Editorial: Make the on-campus housing policy utilitarian and just
Fairness is an arbitrary value when it comes to allocation in the face of scarcity and high demand. And when it comes to choice on-campus housing, demand and scarcity are the controlling factors.
Residence Life's solution to this dilemma of demand and scarcity equates utilitarianism with justice. The on-campus housing authority last week decided to reverse its long-standing policy of giving returning residents first shot at their preferred residence halls and rooms in favor of incoming freshmen. The new policy guarantees placement to all freshmen who submit their applications by May 1 and would dole out whatever spaces remain among returners. Officials have not settled on whether they will use lottery or class rank to make the final split.
The policy, which stands the old system on its head, serves freshmen and may well serve the university. Incoming freshman will have a much improved chance at getting into the residence halls and getting the hall they prefer. Would-be returning residents may be so disaffected with the dim likelihood of their getting their residence hall of choice, or the larger room of choice (which hitherto has been the domain of returning residents) that they may simply elect in greater numbers not to return. This would spare many incoming freshmen next year the perennial shuffle and squeezing for lack of on-campus housing that has plagued the start of each new school year.
The university may stand to benefit in terms of increased numbers of students opting to attend the University of Arizona rather than another institution, drawn by the promise of guaranteed housing.
So far, the new policy seems the most utilitarian. Increased housing for freshmen means more satisfied freshmen and possibly higher retention if studies correlating higher grades with on-campus housing are to be believed.
Viewed thus, residence hall officials may argue that the new policy is the most just way to allocate the scarce resource of housing and this new system is long overdue.
But this would be overlooking the 4,800 current residents, and the 3,600 current freshmen in particular who came here to be raked over by the former Residence Life policy putting freshmen last and must now be raked over by the new Residence Life policy putting returners last.
Is there any way to make the new housing allocation method both utilitarian and just? Unfortunately, the ideal case is unobtainable, but there is a way to lessen the injustice.
Officials say that all freshmen applying before May 1 will be guaranteed placement in the same breath as they estimate that this guarantee will likely mean 250 more freshman will be able to be accommodated, and between 200 and 300 non-freshmen turned away.
But with such an open-ended policy, the estimates have a large percentage of error and returning students will have to bear the burden of the error. Perhaps an influx of freshmen will apply before May 1 and the university, in abiding by their promise, must turn away more non-freshmen than they now predict.
Rather than extend such an open-ended offer, officials should guarantee placement to freshmen in numerical terms to ensure their estimates will bear out.
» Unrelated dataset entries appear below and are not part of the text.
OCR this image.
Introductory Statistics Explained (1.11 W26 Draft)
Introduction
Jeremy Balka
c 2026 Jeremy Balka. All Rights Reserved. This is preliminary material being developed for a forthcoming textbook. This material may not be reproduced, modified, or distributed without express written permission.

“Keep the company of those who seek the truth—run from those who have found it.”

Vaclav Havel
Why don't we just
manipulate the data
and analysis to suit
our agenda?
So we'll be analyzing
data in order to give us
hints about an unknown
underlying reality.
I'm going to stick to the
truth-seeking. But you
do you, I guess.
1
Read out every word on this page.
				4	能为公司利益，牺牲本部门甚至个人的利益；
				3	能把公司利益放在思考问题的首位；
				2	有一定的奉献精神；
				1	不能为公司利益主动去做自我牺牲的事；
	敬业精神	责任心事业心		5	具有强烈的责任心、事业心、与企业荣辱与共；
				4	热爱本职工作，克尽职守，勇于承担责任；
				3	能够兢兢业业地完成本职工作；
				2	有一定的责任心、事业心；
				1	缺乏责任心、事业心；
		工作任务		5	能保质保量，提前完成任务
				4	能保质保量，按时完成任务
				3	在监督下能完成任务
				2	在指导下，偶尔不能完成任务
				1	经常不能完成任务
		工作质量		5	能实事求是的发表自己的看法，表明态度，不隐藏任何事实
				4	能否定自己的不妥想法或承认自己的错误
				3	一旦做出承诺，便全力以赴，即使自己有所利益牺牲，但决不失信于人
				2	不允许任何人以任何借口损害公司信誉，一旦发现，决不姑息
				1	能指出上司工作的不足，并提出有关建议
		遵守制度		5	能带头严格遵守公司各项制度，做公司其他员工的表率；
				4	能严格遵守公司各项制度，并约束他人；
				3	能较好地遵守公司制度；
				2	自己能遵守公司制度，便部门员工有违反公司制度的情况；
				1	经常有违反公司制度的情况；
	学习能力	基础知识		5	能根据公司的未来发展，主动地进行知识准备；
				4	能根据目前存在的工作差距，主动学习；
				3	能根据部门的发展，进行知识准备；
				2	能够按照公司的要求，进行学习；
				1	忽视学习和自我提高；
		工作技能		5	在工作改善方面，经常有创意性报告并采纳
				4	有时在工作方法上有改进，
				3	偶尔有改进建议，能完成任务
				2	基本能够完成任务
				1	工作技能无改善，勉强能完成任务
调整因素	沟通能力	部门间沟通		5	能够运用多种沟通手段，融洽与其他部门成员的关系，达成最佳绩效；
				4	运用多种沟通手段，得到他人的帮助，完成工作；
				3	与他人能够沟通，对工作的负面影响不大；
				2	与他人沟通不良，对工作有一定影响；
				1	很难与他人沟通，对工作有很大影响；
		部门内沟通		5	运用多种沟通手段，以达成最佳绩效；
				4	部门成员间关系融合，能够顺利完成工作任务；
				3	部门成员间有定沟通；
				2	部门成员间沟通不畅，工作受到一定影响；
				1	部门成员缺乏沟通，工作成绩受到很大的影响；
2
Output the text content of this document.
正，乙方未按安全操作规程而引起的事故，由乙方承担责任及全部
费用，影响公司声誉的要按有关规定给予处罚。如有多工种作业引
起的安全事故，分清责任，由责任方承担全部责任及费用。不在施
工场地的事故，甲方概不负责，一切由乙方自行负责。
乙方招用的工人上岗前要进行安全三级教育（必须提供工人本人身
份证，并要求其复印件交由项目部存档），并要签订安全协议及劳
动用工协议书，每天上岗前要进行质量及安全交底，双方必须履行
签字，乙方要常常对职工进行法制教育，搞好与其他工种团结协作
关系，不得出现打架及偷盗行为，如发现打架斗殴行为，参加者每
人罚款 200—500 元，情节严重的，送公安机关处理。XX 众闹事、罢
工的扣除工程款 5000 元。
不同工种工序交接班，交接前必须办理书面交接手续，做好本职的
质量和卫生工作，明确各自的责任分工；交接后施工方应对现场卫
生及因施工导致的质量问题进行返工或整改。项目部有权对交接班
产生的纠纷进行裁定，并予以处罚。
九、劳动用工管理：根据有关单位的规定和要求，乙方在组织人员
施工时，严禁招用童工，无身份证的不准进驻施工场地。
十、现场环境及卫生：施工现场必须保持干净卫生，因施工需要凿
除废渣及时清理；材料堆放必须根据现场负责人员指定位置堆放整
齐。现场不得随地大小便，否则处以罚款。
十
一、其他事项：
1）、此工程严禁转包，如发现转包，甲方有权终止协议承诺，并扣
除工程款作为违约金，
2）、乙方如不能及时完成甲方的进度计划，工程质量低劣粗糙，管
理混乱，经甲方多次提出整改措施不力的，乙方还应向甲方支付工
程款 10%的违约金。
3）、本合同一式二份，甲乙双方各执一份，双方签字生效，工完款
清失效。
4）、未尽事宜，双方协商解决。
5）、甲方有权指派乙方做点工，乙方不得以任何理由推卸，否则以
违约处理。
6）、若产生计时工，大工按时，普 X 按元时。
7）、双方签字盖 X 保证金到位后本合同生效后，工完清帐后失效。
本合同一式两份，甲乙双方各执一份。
They should then split the remaining spaces not by lottery among returners but by giving preferences to returning sophomores, so sophomore may at least experience some preference during the course of their on-campus housing experience.
This would serve two ends: ensure that at least some older students will remain in the residence halls to enrich newcomers' experiences, and bridge the gap between a utilitarian policy and a just policy.